Ever so slowly, night crept toward day.

From their perch up on Marble Mountain, Larry Trimble and ST Rattler could verify the insanity, as well as the extent of the carnage and destruction. There were simply too many bodies to count. The supply complex and the old TOC were leveled and glowing with fire, while the new TOC had been heavily damaged. A pall of dingy smoke floated over the compound. It looked like the recon area had suffered the most extensive damage, with virtually every building having been hit. The whole roiling mess resembled a harshly lit stage setting for a major battle scene.

On the ground at FOB 4, Barclay and another SF soldier decided to stay put outside the bunker along the northern TOC wall, with Barclay looking east and the other SF troop west. Slowly, the gunfire began to ebb and the satchel charge explosions ceased in the northwestern segment of the compound where the TOC was situated.

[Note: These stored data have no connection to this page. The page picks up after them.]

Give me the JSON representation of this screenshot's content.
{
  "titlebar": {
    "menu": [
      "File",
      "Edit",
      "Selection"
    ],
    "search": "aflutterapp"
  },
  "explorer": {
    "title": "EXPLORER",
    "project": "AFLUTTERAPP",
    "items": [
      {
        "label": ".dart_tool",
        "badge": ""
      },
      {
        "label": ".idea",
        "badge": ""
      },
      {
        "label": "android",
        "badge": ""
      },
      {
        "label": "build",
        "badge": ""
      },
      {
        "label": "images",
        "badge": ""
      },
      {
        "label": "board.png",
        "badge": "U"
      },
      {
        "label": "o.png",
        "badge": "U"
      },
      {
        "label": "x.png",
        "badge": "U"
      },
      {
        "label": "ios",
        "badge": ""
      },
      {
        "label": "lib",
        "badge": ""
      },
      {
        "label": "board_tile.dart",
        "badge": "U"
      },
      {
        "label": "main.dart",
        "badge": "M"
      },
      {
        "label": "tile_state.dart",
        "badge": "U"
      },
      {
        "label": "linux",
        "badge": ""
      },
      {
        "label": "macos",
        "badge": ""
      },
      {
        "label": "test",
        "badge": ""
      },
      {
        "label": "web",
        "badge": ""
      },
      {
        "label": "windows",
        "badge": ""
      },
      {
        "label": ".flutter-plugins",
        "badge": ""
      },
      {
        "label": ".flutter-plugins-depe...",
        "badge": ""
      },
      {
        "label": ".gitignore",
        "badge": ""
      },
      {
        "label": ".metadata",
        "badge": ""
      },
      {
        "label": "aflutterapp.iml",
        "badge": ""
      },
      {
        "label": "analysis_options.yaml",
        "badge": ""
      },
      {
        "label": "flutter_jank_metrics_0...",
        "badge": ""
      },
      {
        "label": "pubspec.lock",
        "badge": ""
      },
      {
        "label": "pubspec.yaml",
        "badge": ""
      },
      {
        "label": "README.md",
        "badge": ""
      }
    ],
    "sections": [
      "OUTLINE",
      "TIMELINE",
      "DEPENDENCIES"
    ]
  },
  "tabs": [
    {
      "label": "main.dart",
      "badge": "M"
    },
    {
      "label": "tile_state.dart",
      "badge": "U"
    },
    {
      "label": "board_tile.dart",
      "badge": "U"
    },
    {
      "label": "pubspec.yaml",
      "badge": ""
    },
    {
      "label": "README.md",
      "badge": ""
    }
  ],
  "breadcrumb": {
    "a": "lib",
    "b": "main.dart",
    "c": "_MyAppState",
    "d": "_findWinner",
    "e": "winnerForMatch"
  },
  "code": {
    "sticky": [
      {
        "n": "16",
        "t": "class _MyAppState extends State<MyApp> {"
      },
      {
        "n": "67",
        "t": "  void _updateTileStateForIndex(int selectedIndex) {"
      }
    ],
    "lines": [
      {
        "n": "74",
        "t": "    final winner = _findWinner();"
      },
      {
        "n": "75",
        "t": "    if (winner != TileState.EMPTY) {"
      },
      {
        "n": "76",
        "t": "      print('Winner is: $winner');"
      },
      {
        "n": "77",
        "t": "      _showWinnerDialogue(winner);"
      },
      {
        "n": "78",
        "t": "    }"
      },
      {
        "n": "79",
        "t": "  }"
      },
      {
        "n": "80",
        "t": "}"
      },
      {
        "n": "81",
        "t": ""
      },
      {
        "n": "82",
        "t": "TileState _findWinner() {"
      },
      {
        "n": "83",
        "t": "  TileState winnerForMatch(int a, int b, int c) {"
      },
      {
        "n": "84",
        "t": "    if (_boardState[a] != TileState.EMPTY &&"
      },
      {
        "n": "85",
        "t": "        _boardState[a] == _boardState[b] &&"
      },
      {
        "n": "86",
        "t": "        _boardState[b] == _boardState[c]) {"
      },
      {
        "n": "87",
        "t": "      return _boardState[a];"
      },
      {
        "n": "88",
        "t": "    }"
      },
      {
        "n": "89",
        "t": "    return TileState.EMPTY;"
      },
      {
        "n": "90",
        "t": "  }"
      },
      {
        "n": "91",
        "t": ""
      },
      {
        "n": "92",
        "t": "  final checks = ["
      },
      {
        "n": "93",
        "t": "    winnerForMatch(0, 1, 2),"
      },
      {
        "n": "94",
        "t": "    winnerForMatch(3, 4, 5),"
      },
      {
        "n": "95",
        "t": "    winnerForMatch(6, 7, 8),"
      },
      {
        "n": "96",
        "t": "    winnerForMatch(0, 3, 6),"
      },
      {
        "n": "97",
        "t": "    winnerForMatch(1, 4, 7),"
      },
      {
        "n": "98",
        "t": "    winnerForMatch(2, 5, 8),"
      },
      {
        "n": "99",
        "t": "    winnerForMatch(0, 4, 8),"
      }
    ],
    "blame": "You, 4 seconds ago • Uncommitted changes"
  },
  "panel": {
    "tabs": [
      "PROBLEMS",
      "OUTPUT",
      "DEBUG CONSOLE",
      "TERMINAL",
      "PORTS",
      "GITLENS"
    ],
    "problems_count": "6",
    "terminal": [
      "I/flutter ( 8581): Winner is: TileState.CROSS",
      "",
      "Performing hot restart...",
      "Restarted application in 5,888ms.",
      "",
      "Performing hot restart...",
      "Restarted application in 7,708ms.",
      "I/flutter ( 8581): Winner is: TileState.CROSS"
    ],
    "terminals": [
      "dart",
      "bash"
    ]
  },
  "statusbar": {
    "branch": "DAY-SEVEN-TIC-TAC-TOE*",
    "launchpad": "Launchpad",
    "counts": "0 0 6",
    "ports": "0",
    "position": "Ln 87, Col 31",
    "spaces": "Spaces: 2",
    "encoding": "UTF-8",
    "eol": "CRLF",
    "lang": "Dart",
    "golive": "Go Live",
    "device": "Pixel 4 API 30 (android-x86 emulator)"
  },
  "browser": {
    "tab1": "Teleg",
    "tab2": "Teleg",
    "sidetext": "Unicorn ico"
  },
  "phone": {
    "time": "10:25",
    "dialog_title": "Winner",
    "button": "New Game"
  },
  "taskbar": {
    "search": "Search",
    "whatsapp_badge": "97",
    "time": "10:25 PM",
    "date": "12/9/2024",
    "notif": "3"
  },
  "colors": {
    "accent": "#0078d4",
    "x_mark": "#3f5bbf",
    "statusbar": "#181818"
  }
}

Nonetheless, Barclay felt it was too quiet, and asked his SF counterpart to look around the corner for NVA troops. No sooner had he moved to the corner to do so than two sappers appeared out of nowhere and charged Barclay’s counterpart. The SF soldier’s reflex alone killed them. The two dead NVA landed at Barclay’s feet. He put his boots on their faces just to make sure they were well and truly dead.

Inscribed on the head bandanas of the dead NVA sappers were the words, “We came here to die.” And so they did.

As Barclay sat with his feet firmly planted on the dead enemies, he could hear intense gunfire in the eastern part of the compound where the indigenous soldiers continued to fight feverishly, helping turn the tide of the battle. Despite the fact that many indig had been killed or wounded in the initial attacks on their hootches, the survivors had rallied and launched a counteroffensive against the NVA sappers.

Peters, Watkins, and others remained stationary for the rest of the night, fending off whatever attacks came their way. Henderson, Jungling, and a few other medics moved quietly from wounded soldier to wounded soldier, providing whatever treatment and comfort they could give with the limited supplies they carried that night.